Il ragionamento è solido, ma non per questo incontestabile. Infatti quale altra realtà umana se non l’amore potrebbe essere all’opera sulla via del buddhisattva, pronto a dare “fino al suo corpo” per degli esseri, amati ciascuno “come la propria madre o il proprio figlio unico” secondo le massime tradizionali? Che cosa altro se non l’amore nell’intima relazione iniziatica che unisce il maestro, il discepolo e il Yidam – divinità personale – nel cuore del buddismo tantrico vajrayana? Quando la neutralizzazione dell’egocentrismo e il dispiegamento delle perfezioni opposte (generosità, pazienza, sforzo…) orientano evidentemente le pratiche e il comportamento buddista, molto maligno sarebbe chi potesse differenziarle dal puro dono di sé che fonda la morale cristiana sotto il nome di “amore del prossimo”.

8- Due vie etiche

Ma quanto c’entra dunque la morale con il buddismo, che oggi seduce tanto perché lo si ritiene “cool”, cioè lassista in materia di disciplina personale? Sulla strada dell’etica non si può fare a meno di constatare che il Dharma e il cristianesimo camminano insieme, o almeno fianco a fianco. Che si parli di “meriti” o di “buone azioni”, di “atti negativi” o di “peccati”, la via comune delle due tradizioni è innegabile e da una parte e dall’altra si mette la stessa insistenza sulla lotta contro l’egoismo, l’orgoglio, il narcisismo e le altre passioni (collera,desiderio, avarizia, pigrizia…) La lista dei “peccati capitali” non ricalca forse quella dei “veleni mentali”? E la paura dei frutti amari del “cattivo karma” quella dei “castighi eterni”?. Gli inferni buddisti, particolarmente raffinati, valgono bene il loro equivalente occidentale…

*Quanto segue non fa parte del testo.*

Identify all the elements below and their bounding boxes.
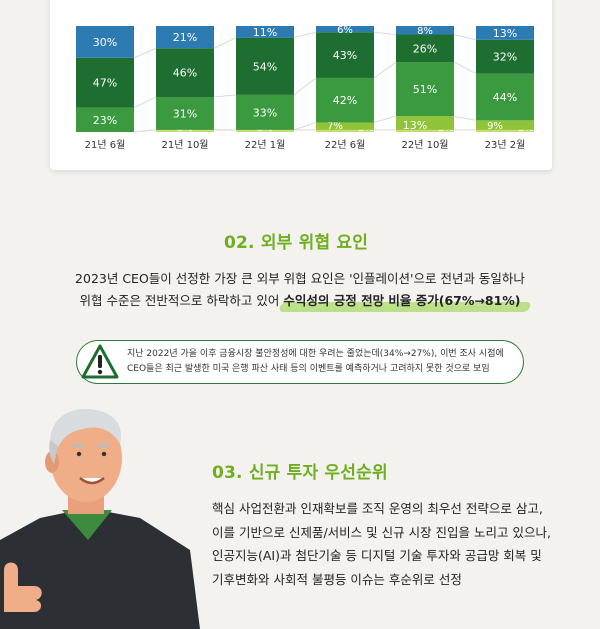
section-2-line-2: 위협 수준은 전반적으로 하락하고 있어 수익성의 긍정 전망 비율 증가(67… — [30, 290, 570, 312]
x-tick-label: 23년 2월 — [485, 139, 526, 151]
data-label: 11% — [253, 26, 277, 39]
bar-segment — [316, 77, 374, 123]
bar-segment — [156, 129, 214, 132]
bar-segment — [316, 122, 374, 130]
bar-segment — [76, 107, 134, 132]
connector-line — [213, 94, 237, 98]
bar-segment — [396, 62, 454, 117]
notice-box: 지난 2022년 가을 이후 금융시장 불안정성에 대한 우려는 줄었는데(34… — [76, 340, 524, 384]
bar-segment — [396, 116, 454, 130]
connector-line — [373, 61, 397, 79]
bar-segment — [156, 48, 214, 98]
profitability-highlight: 수익성의 긍정 전망 비율 증가(67%→81%) — [283, 293, 521, 308]
section-2-line-1: 2023년 CEO들이 선정한 가장 큰 외부 위협 요인은 '인플레이션'으로… — [75, 271, 525, 286]
data-label: 31% — [173, 107, 197, 120]
bar-segment — [316, 26, 374, 33]
section-3-title: 03. 신규 투자 우선순위 — [212, 463, 388, 483]
x-tick-label: 22년 10월 — [401, 139, 448, 151]
connector-line — [293, 77, 317, 96]
x-tick-label: 21년 10월 — [161, 139, 208, 151]
data-label: 23% — [93, 114, 117, 127]
bar-segment — [236, 129, 294, 132]
data-label: 7% — [327, 121, 343, 132]
bar-segment — [236, 94, 294, 130]
connector-line — [133, 129, 157, 133]
data-label: 13% — [493, 27, 517, 40]
notice-line-2: CEO들은 최근 발생한 미국 은행 파산 사태 등의 이벤트를 예측하거나 고… — [127, 364, 490, 374]
stacked-bar-chart: 23%47%30%21년 6월2%31%46%21%21년 10월2%33%54… — [76, 25, 534, 151]
section-2-line-2-prefix: 위협 수준은 전반적으로 하락하고 있어 — [79, 293, 284, 308]
bar-segment — [316, 129, 374, 132]
data-label: 21% — [173, 31, 197, 44]
data-label: 51% — [413, 83, 437, 96]
connector-line — [293, 31, 317, 39]
data-label: 42% — [333, 94, 357, 107]
bar-segment — [156, 97, 214, 130]
connector-line — [373, 31, 397, 35]
data-label: 47% — [93, 77, 117, 90]
warning-icon — [81, 344, 119, 379]
bar-segment — [476, 73, 534, 121]
bar-segment — [476, 39, 534, 74]
businessman-illustration — [0, 408, 200, 629]
data-label: 9% — [487, 121, 503, 132]
data-label: 13% — [403, 119, 427, 132]
data-label: 32% — [493, 51, 517, 64]
data-label: 44% — [493, 91, 517, 104]
bar-segment — [476, 26, 534, 40]
bar-segment — [76, 57, 134, 108]
data-label: 26% — [413, 42, 437, 55]
x-tick-label: 22년 6월 — [325, 139, 366, 151]
bar-segment — [236, 26, 294, 38]
bar-segment — [156, 26, 214, 49]
connector-line — [293, 121, 317, 131]
section-3-line-1: 핵심 사업전환과 인재확보를 조직 운영의 최우선 전략으로 삼고, — [212, 501, 543, 516]
data-label: 30% — [93, 36, 117, 49]
bar-segment — [396, 26, 454, 35]
bar-segment — [236, 37, 294, 95]
section-2-paragraph: 2023년 CEO들이 선정한 가장 큰 외부 위협 요인은 '인플레이션'으로… — [30, 268, 570, 312]
connector-line — [133, 96, 157, 109]
bar-segment — [476, 120, 534, 130]
data-label: 8% — [417, 26, 433, 37]
data-label: 6% — [337, 25, 353, 36]
data-label: 46% — [173, 67, 197, 80]
data-label: 43% — [333, 49, 357, 62]
connector-line — [213, 37, 237, 49]
data-label: 54% — [253, 60, 277, 73]
connector-line — [453, 61, 477, 75]
bar-segment — [476, 129, 534, 132]
bar-segment — [76, 26, 134, 58]
section-3-paragraph: 핵심 사업전환과 인재확보를 조직 운영의 최우선 전략으로 삼고, 이를 기반… — [212, 497, 592, 591]
connector-line — [133, 47, 157, 59]
section-3-line-3: 인공지능(AI)과 첨단기술 등 디지털 기술 투자와 공급망 회복 및 — [212, 548, 542, 563]
section-3-line-2: 이를 기반으로 신제품/서비스 및 신규 시장 진입을 노리고 있으나, — [212, 524, 551, 540]
section-3-line-4: 기후변화와 사회적 불평등 이슈는 후순위로 선정 — [212, 571, 462, 587]
connector-line — [453, 115, 477, 121]
x-tick-label: 22년 1월 — [245, 139, 286, 151]
bar-segment — [396, 34, 454, 63]
bar-segment — [316, 32, 374, 78]
data-label: 33% — [253, 106, 277, 119]
notice-text: 지난 2022년 가을 이후 금융시장 불안정성에 대한 우려는 줄었는데(34… — [127, 347, 517, 377]
connector-line — [453, 33, 477, 41]
section-2-title: 02. 외부 위협 요인 — [224, 233, 369, 253]
x-tick-label: 21년 6월 — [85, 139, 126, 151]
notice-line-1: 지난 2022년 가을 이후 금융시장 불안정성에 대한 우려는 줄었는데(34… — [127, 349, 504, 359]
bar-segment — [396, 129, 454, 132]
chart-card: 23%47%30%21년 6월2%31%46%21%21년 10월2%33%54… — [50, 0, 552, 170]
connector-line — [373, 115, 397, 123]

9- Scienza dello spirito contro carità attiva

Se c’è una vera differenza fra le nostre due religioni in materia di altruismo e di progresso spirituale, essa deve essere ricercato piuttosto dalla considerazione del posto che vi occupa la sapienza o gnosi. Per il Dharma infatti la conoscenza e l’amore sono inseparabili come il giorno e la notte, allo stesso modo della vacuità e delle apparenze ordinarie. Da ciò deriva una cultura dell’esperienza metafisica diretta che si incarna nella ricchezza dei metodi spirituali – “i mezzi abili” – sviluppati dalle tradizioni buddiste. Trasmessa da guide qualificate, questa “tecnoscienza dello spirito” ha un peso grandissimo sull’attuale successo del buddismo in Occidente, avido della sua filosofia potente, della sua psicologia sottile e del suo arsenale pratico. Basta guardare la affascinante diversità dei rituali, meditazioni, yoga spiegati dalla sua corrente tibetana… Dagli espedienti più concreti (reliquie, porta fortuna benedetti, immagini sante) ai supporti più raffinati, c’è veramente di che soddisfare il corpo, la parola e lo spirito…

Ora di fronte a una tale profusione di strumenti per lavorare su di sé, il cristiano può sembrare abbandonato a se stesso e il cristianesimo assai sprovveduto. Esso, tuttavia, ai suoi inizi non separava la sapienza e l’amore spirituale, e sono attestati nei primi tempi della Chiesa la cura della conoscenza e i metodi per raggiungerla. Ma con i secoli questa cultura dell’interiorità si è a poco a poco indebolita, fino a perdersi talora, soprattutto nel campo cattolico. E questo a profitto di una deriva scolastica e dogmatica più preoccupata di controllare istituzionalmente le anime che di condurle a una vera esperienza spirituale. Non c’è che da vedere la diffidenza secolare manifestata dalle autorità della Chiesa nei confronti dei mistici, che portano appunto al più alto grado l’unione dell’amore e della conoscenza… Preso fra un moralismo puritano e uno stretto razionalismo anch’esso chiuso alle cose del corpo, dell’affettività e dell’invisibile, il cristianesimo occidentale non ha avuto più che da rivolgersi verso il modo esteriore. Mossa dal suo attivismo umanistico quanto proselita, la Chiesa ha coperto il mondo di scuole, di università, di ospedali, di asili, prefigurando così l’attuale infatuazione caritativa e umanitaria. Uno slancio che non ha quasi equivalenti in Oriente dove, “bene ordinata”, la carità attiva aveva il dovere di “cominciare da se stessi”, cioè l’applicazione individuale del “medita e diventa prima di tutto buddha, per poter veramente aiutare un giorno gli altri“. Poco comprensibile per i moderni, questo primato della contemplazione sull’azione ha avuto almeno il merito di limitare – un poco – l’implicazione delle istituzioni buddiste negli affari temporali. da cui deriva forse una facilità più grande di quella dei loro omologhi cristiani ad applicare dei comuni ideali di compassione …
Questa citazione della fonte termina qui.